Strong winds and the Southeast’s worst drought in nearly a decade are aiding the wildfires, forcing evacuations from the popular tourist destination and nearby communities.

DeSear said that according to reports he has received, the aquarium building is still standing.

The facility’s webcam showed lights and power still working inside, but he’s concerned about the deteriorating air quality, as well as the smoke and flames. DeSear said he’s hoping some staff will be allowed back into the facility Tuesday morning to assess the damage.

DeSear said the 10,518 animals should be safe as long as the building has power and doesn’t catch fire. The animals can survive for 24 hours without human intervention if the facility is functioning properly, DeSear said.

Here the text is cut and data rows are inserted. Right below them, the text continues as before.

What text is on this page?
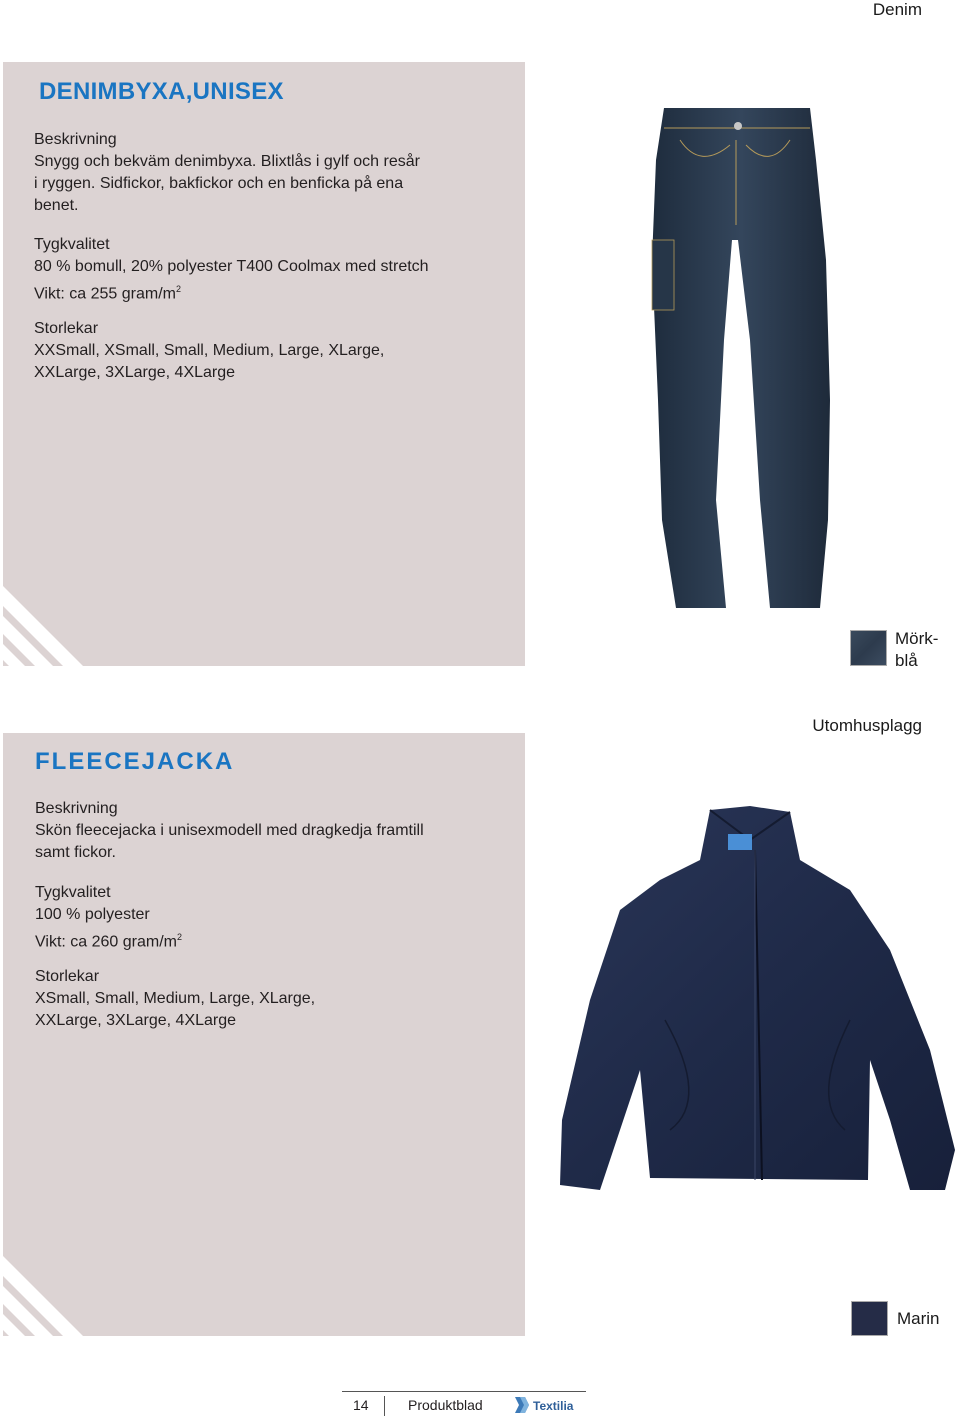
Denim
DENIMBYXA,UNISEX
Beskrivning
Snygg och bekväm denimbyxa. Blixtlås i gylf och resår
i ryggen. Sidfickor, bakfickor och en benficka på ena
benet.
Tygkvalitet
80 % bomull, 20% polyester T400 Coolmax med stretch
Vikt: ca 255 gram/$m^2$
Storlekar
XXSmall, XSmall, Small, Medium, Large, XLarge,
XXLarge, 3XLarge, 4XLarge
Mörk-
blå
Utomhusplagg
FLEECEJACKA
Beskrivning
Skön fleecejacka i unisexmodell med dragkedja framtill
samt fickor.
Tygkvalitet
100 % polyester
Vikt: ca 260 gram/$m^2$
Storlekar
XSmall, Small, Medium, Large, XLarge,
XXLarge, 3XLarge, 4XLarge
Marin
14	Produktblad	Textilia
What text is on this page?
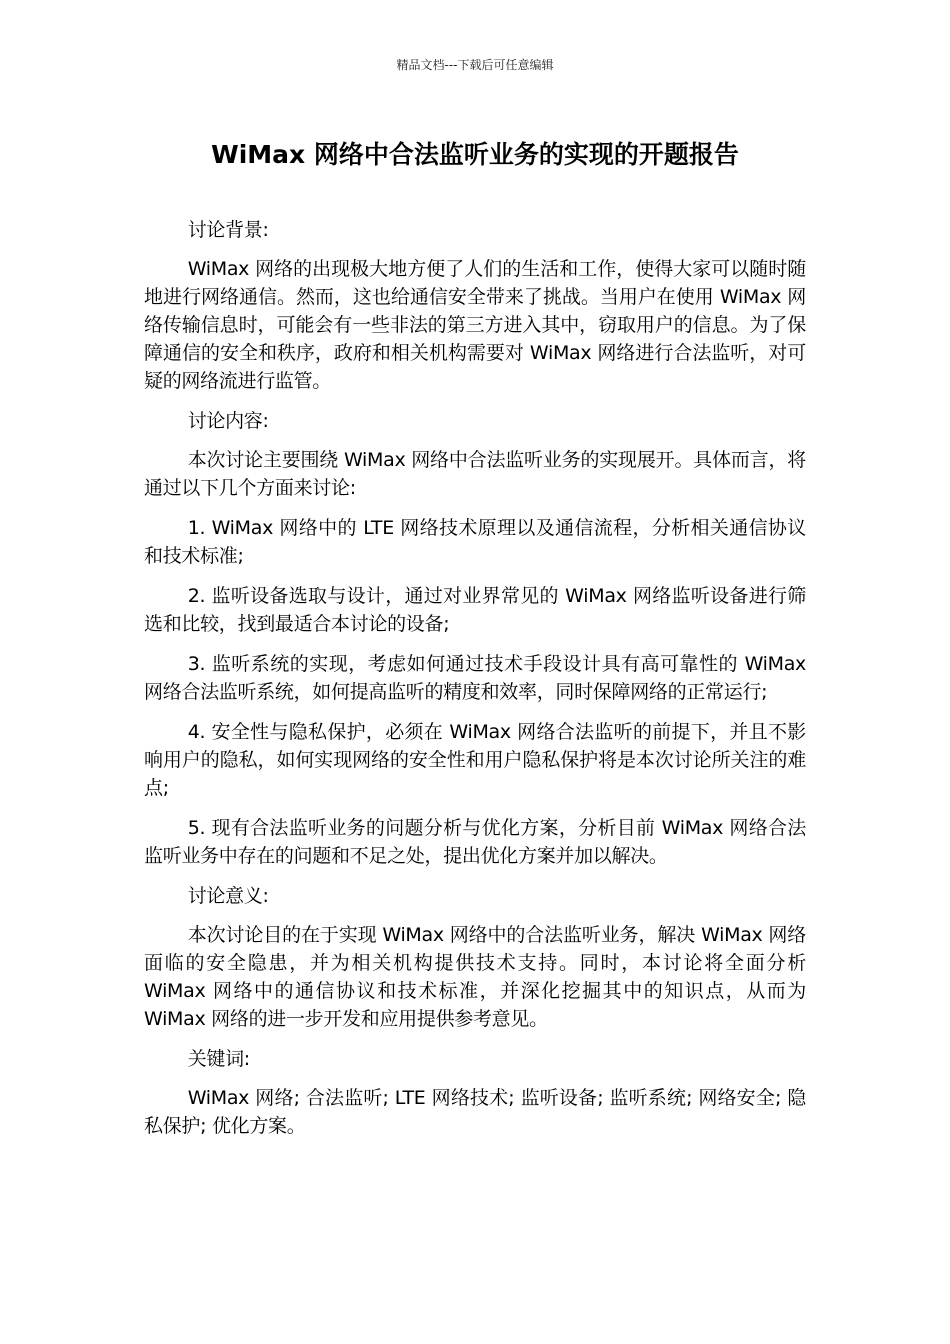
精品文档---下载后可任意编辑
WiMax 网络中合法监听业务的实现的开题报告

讨论背景:

WiMax 网络的出现极大地方便了人们的生活和工作，使得大家可以随时随地进行网络通信。然而，这也给通信安全带来了挑战。当用户在使用 WiMax 网络传输信息时，可能会有一些非法的第三方进入其中，窃取用户的信息。为了保障通信的安全和秩序，政府和相关机构需要对 WiMax 网络进行合法监听，对可疑的网络流进行监管。

讨论内容:

本次讨论主要围绕 WiMax 网络中合法监听业务的实现展开。具体而言，将通过以下几个方面来讨论:

1. WiMax 网络中的 LTE 网络技术原理以及通信流程，分析相关通信协议和技术标准;

2. 监听设备选取与设计，通过对业界常见的 WiMax 网络监听设备进行筛选和比较，找到最适合本讨论的设备;

3. 监听系统的实现，考虑如何通过技术手段设计具有高可靠性的 WiMax 网络合法监听系统，如何提高监听的精度和效率，同时保障网络的正常运行;

4. 安全性与隐私保护，必须在 WiMax 网络合法监听的前提下，并且不影响用户的隐私，如何实现网络的安全性和用户隐私保护将是本次讨论所关注的难点;

5. 现有合法监听业务的问题分析与优化方案，分析目前 WiMax 网络合法监听业务中存在的问题和不足之处，提出优化方案并加以解决。

讨论意义:

本次讨论目的在于实现 WiMax 网络中的合法监听业务，解决 WiMax 网络面临的安全隐患，并为相关机构提供技术支持。同时，本讨论将全面分析 WiMax 网络中的通信协议和技术标准，并深化挖掘其中的知识点，从而为 WiMax 网络的进一步开发和应用提供参考意见。

关键词:

WiMax 网络; 合法监听; LTE 网络技术; 监听设备; 监听系统; 网络安全; 隐私保护; 优化方案。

At least 30 structures have burned in Gatlinburg, including a 16-story hotel.

Several homes and businesses in downtown Gatlinburg were “completely lost to fire,” according to authorities.

By Tuesday morning, the scope of the disaster was difficult to quantify, with officials unable to give estimates for the number of fires, their size, injuries and how many structures had burned.

At Dollywood, the theme park owned by Dolly Parton in Pigeon Forge, officials with the Great Smoky Mountains National Park evacuated guests from its resort and cabins as flames approached the area.

The property had not suffered any damage as of late Monday night and its crew was working to protect the park areas, said Pete Owens, director of media relations at Dollywood.